Prof Waters said: "That Ruth was left feeling suicidal as a result of Ofsted's previous judgement demonstrates, in the most tragic way possible, the intolerably high stakes created by the current inspection system.

"Ruth was not the first headteacher or teacher to take her own life following an Ofsted inspection. I am determined that she should be the last."

In the new report it explains how safeguarding arrangements are now "effective", with the previous inspection finding the school's leaders did not ensure safeguarding was effective throughout the school.

The report sent to the school said: "A positive culture of safeguarding now pervades the school.

"Detailed and relevant training ensures that all staff fully understand their role in keeping children safe.

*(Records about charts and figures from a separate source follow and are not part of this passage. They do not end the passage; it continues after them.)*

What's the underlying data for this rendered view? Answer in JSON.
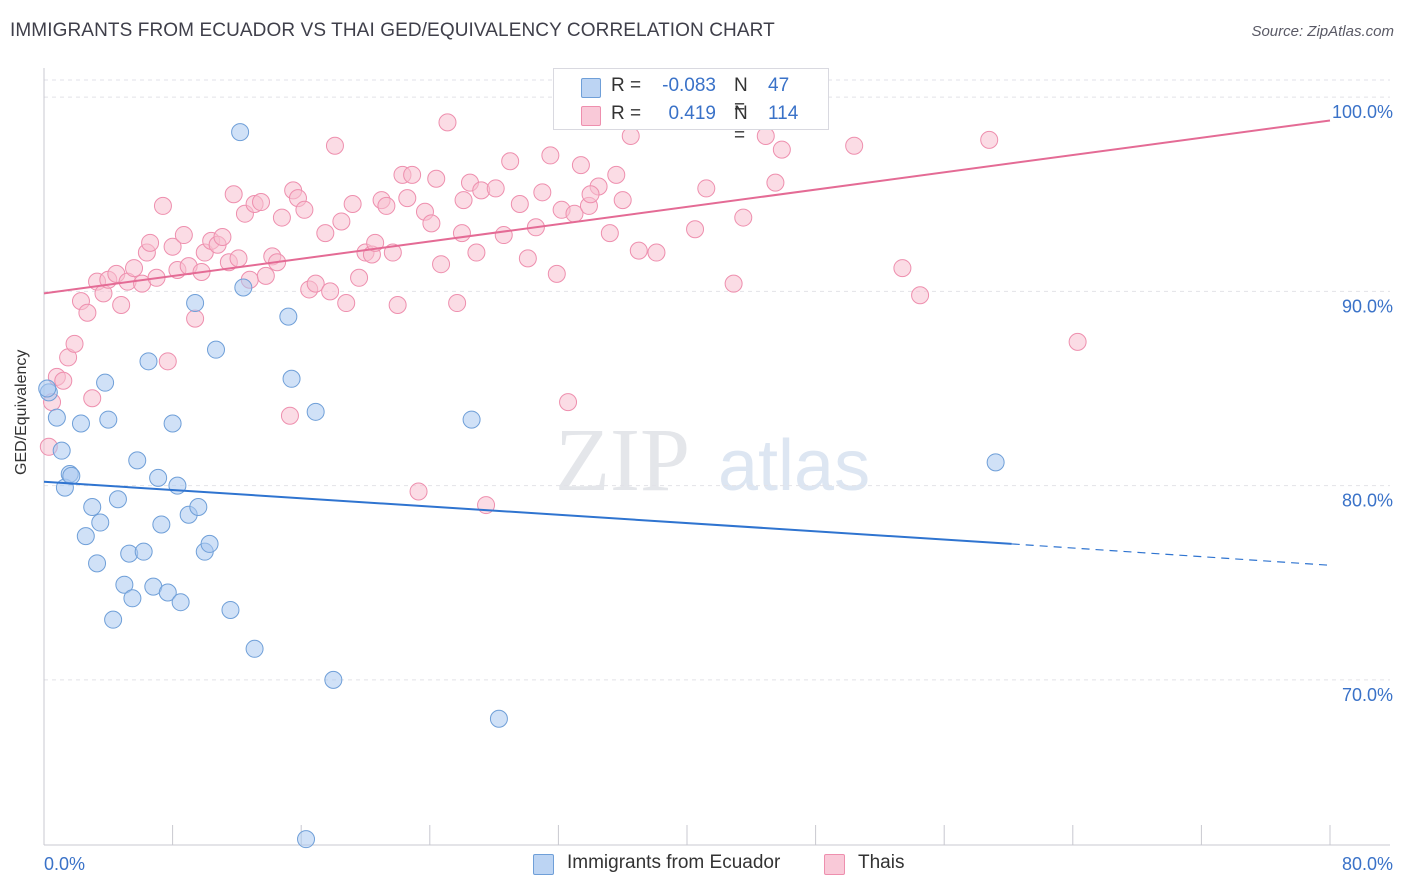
{
  "title": "IMMIGRANTS FROM ECUADOR VS THAI GED/EQUIVALENCY CORRELATION CHART",
  "source": "Source: ZipAtlas.com",
  "watermark": {
    "zip": "ZIP",
    "atlas": "atlas"
  },
  "legend": {
    "r_label": "R =",
    "n_label": "N =",
    "series": [
      {
        "r": "-0.083",
        "n": "47"
      },
      {
        "r": "0.419",
        "n": "114"
      }
    ]
  },
  "bottom_legend": [
    "Immigrants from Ecuador",
    "Thais"
  ],
  "colors": {
    "ecuador_fill": "#aac8f0",
    "ecuador_stroke": "#6f9fd8",
    "ecuador_line": "#2f74d0",
    "thai_fill": "#f7bfd0",
    "thai_stroke": "#ee8fae",
    "thai_line": "#e46b95",
    "axis_text": "#3a72c8",
    "grid": "#e2e2e8"
  },
  "chart_data": {
    "type": "scatter",
    "title": "IMMIGRANTS FROM ECUADOR VS THAI GED/EQUIVALENCY CORRELATION CHART",
    "xlabel": "",
    "ylabel": "GED/Equivalency",
    "xlim": [
      0,
      80
    ],
    "ylim": [
      61.5,
      101.5
    ],
    "x_tick_labels": [
      "0.0%",
      "80.0%"
    ],
    "y_ticks": [
      70,
      80,
      90,
      100
    ],
    "y_tick_labels": [
      "70.0%",
      "80.0%",
      "90.0%",
      "100.0%"
    ],
    "grid": "horizontal dashed",
    "legend_position": "top-center",
    "series": [
      {
        "name": "Immigrants from Ecuador",
        "r": -0.083,
        "n": 47,
        "trend": {
          "x0": 0,
          "y0": 80.2,
          "x1": 60.2,
          "y1": 77.0,
          "dashed_to_x": 80,
          "dashed_to_y": 75.9
        },
        "points": [
          [
            0.3,
            84.8
          ],
          [
            0.8,
            83.5
          ],
          [
            1.1,
            81.8
          ],
          [
            1.3,
            79.9
          ],
          [
            1.6,
            80.6
          ],
          [
            1.7,
            80.5
          ],
          [
            2.3,
            83.2
          ],
          [
            2.6,
            77.4
          ],
          [
            3.0,
            78.9
          ],
          [
            3.3,
            76.0
          ],
          [
            3.5,
            78.1
          ],
          [
            3.8,
            85.3
          ],
          [
            4.0,
            83.4
          ],
          [
            4.3,
            73.1
          ],
          [
            4.6,
            79.3
          ],
          [
            5.0,
            74.9
          ],
          [
            5.3,
            76.5
          ],
          [
            5.5,
            74.2
          ],
          [
            5.8,
            81.3
          ],
          [
            6.2,
            76.6
          ],
          [
            6.5,
            86.4
          ],
          [
            6.8,
            74.8
          ],
          [
            7.1,
            80.4
          ],
          [
            7.3,
            78.0
          ],
          [
            7.7,
            74.5
          ],
          [
            8.0,
            83.2
          ],
          [
            8.3,
            80.0
          ],
          [
            8.5,
            74.0
          ],
          [
            9.0,
            78.5
          ],
          [
            9.4,
            89.4
          ],
          [
            9.6,
            78.9
          ],
          [
            10.0,
            76.6
          ],
          [
            10.3,
            77.0
          ],
          [
            10.7,
            87.0
          ],
          [
            11.6,
            73.6
          ],
          [
            12.2,
            98.2
          ],
          [
            12.4,
            90.2
          ],
          [
            13.1,
            71.6
          ],
          [
            15.2,
            88.7
          ],
          [
            15.4,
            85.5
          ],
          [
            16.3,
            61.8
          ],
          [
            16.9,
            83.8
          ],
          [
            18.0,
            70.0
          ],
          [
            26.6,
            83.4
          ],
          [
            28.3,
            68.0
          ],
          [
            59.2,
            81.2
          ],
          [
            0.2,
            85.0
          ]
        ]
      },
      {
        "name": "Thais",
        "r": 0.419,
        "n": 114,
        "trend": {
          "x0": 0,
          "y0": 89.9,
          "x1": 80,
          "y1": 98.8
        },
        "points": [
          [
            0.3,
            82.0
          ],
          [
            0.5,
            84.3
          ],
          [
            0.8,
            85.6
          ],
          [
            1.2,
            85.4
          ],
          [
            1.5,
            86.6
          ],
          [
            1.9,
            87.3
          ],
          [
            2.3,
            89.5
          ],
          [
            2.7,
            88.9
          ],
          [
            3.0,
            84.5
          ],
          [
            3.3,
            90.5
          ],
          [
            3.7,
            89.9
          ],
          [
            4.0,
            90.6
          ],
          [
            4.5,
            90.9
          ],
          [
            4.8,
            89.3
          ],
          [
            5.2,
            90.5
          ],
          [
            5.6,
            91.2
          ],
          [
            6.1,
            90.4
          ],
          [
            6.4,
            92.0
          ],
          [
            6.6,
            92.5
          ],
          [
            7.0,
            90.7
          ],
          [
            7.4,
            94.4
          ],
          [
            7.7,
            86.4
          ],
          [
            8.0,
            92.3
          ],
          [
            8.3,
            91.1
          ],
          [
            8.7,
            92.9
          ],
          [
            9.0,
            91.3
          ],
          [
            9.4,
            88.6
          ],
          [
            9.8,
            91.0
          ],
          [
            10.0,
            92.0
          ],
          [
            10.4,
            92.6
          ],
          [
            10.8,
            92.4
          ],
          [
            11.1,
            92.8
          ],
          [
            11.5,
            91.5
          ],
          [
            11.8,
            95.0
          ],
          [
            12.1,
            91.7
          ],
          [
            12.5,
            94.0
          ],
          [
            12.8,
            90.6
          ],
          [
            13.1,
            94.5
          ],
          [
            13.5,
            94.6
          ],
          [
            13.8,
            90.8
          ],
          [
            14.2,
            91.8
          ],
          [
            14.5,
            91.5
          ],
          [
            14.8,
            93.8
          ],
          [
            15.3,
            83.6
          ],
          [
            15.5,
            95.2
          ],
          [
            15.8,
            94.8
          ],
          [
            16.2,
            94.2
          ],
          [
            16.5,
            90.1
          ],
          [
            16.9,
            90.4
          ],
          [
            17.5,
            93.0
          ],
          [
            17.8,
            90.0
          ],
          [
            18.1,
            97.5
          ],
          [
            18.5,
            93.6
          ],
          [
            18.8,
            89.4
          ],
          [
            19.2,
            94.5
          ],
          [
            19.6,
            90.7
          ],
          [
            20.0,
            92.0
          ],
          [
            20.4,
            91.9
          ],
          [
            20.6,
            92.5
          ],
          [
            21.0,
            94.7
          ],
          [
            21.3,
            94.4
          ],
          [
            21.7,
            92.0
          ],
          [
            22.0,
            89.3
          ],
          [
            22.3,
            96.0
          ],
          [
            22.6,
            94.8
          ],
          [
            22.9,
            96.0
          ],
          [
            23.3,
            79.7
          ],
          [
            23.7,
            94.1
          ],
          [
            24.1,
            93.5
          ],
          [
            24.4,
            95.8
          ],
          [
            24.7,
            91.4
          ],
          [
            25.1,
            98.7
          ],
          [
            25.7,
            89.4
          ],
          [
            26.1,
            94.7
          ],
          [
            26.5,
            95.6
          ],
          [
            26.9,
            92.0
          ],
          [
            27.2,
            95.2
          ],
          [
            27.5,
            79.0
          ],
          [
            28.1,
            95.3
          ],
          [
            28.6,
            92.9
          ],
          [
            29.0,
            96.7
          ],
          [
            29.6,
            94.5
          ],
          [
            30.1,
            91.7
          ],
          [
            30.6,
            93.3
          ],
          [
            31.0,
            95.1
          ],
          [
            31.5,
            97.0
          ],
          [
            31.9,
            90.9
          ],
          [
            32.2,
            94.2
          ],
          [
            32.6,
            84.3
          ],
          [
            33.0,
            94.0
          ],
          [
            33.4,
            96.5
          ],
          [
            33.9,
            94.4
          ],
          [
            34.5,
            95.4
          ],
          [
            35.2,
            93.0
          ],
          [
            35.6,
            96.0
          ],
          [
            36.0,
            94.7
          ],
          [
            36.5,
            98.0
          ],
          [
            37.0,
            92.1
          ],
          [
            38.1,
            92.0
          ],
          [
            40.5,
            93.2
          ],
          [
            41.2,
            95.3
          ],
          [
            42.9,
            90.4
          ],
          [
            44.9,
            98.0
          ],
          [
            45.5,
            95.6
          ],
          [
            45.9,
            97.3
          ],
          [
            47.4,
            100.0
          ],
          [
            50.4,
            97.5
          ],
          [
            53.4,
            91.2
          ],
          [
            54.5,
            89.8
          ],
          [
            58.8,
            97.8
          ],
          [
            64.3,
            87.4
          ],
          [
            43.5,
            93.8
          ],
          [
            34.0,
            95.0
          ],
          [
            26.0,
            93.0
          ]
        ]
      }
    ]
  }
}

"The legally required recruitment and vetting checks are now fully in place for all adults working at the school."

A spokesperson for Ofsted said: "I can confirm we inspected Caversham Primary school on 21 and 22 June.

"This is in line with the procedures set out in our school monitoring handbook and our recent announcement around returning to some schools more quickly.

"The report will be published in due course."

Earlier this week, the watchdog's chief inspector said inspectors who produced the initial report were "professional and humane" in their role.

Amanda Spielman acknowledged there were issues around accountability at schools but reaffirmed her support for Ofsted's current one-word ratings.

Ofsted has announced a series of changes, including launching a consultation on reforms to the complaints system and giving schools more information around the timing of their inspections.

Schools graded inadequate overall due only to ineffective safeguarding - but where all other judgments were good or better - will be revisited by inspectors within three months of a report being published as part of the reforms.

Last month it was announced MPs will be launching an inquiry into the school watchdog and whether they can be improved.

The inquiry - by cross-party MPs on the Commons Education Select Committee - will look into concerns that the one-word ratings that Ofsted gives to schools may not be conducive to helping schools improve.

MPs will consider the impact of Ofsted inspections on the workload and wellbeing of teachers, school leaders and pupils as part of the inquiry.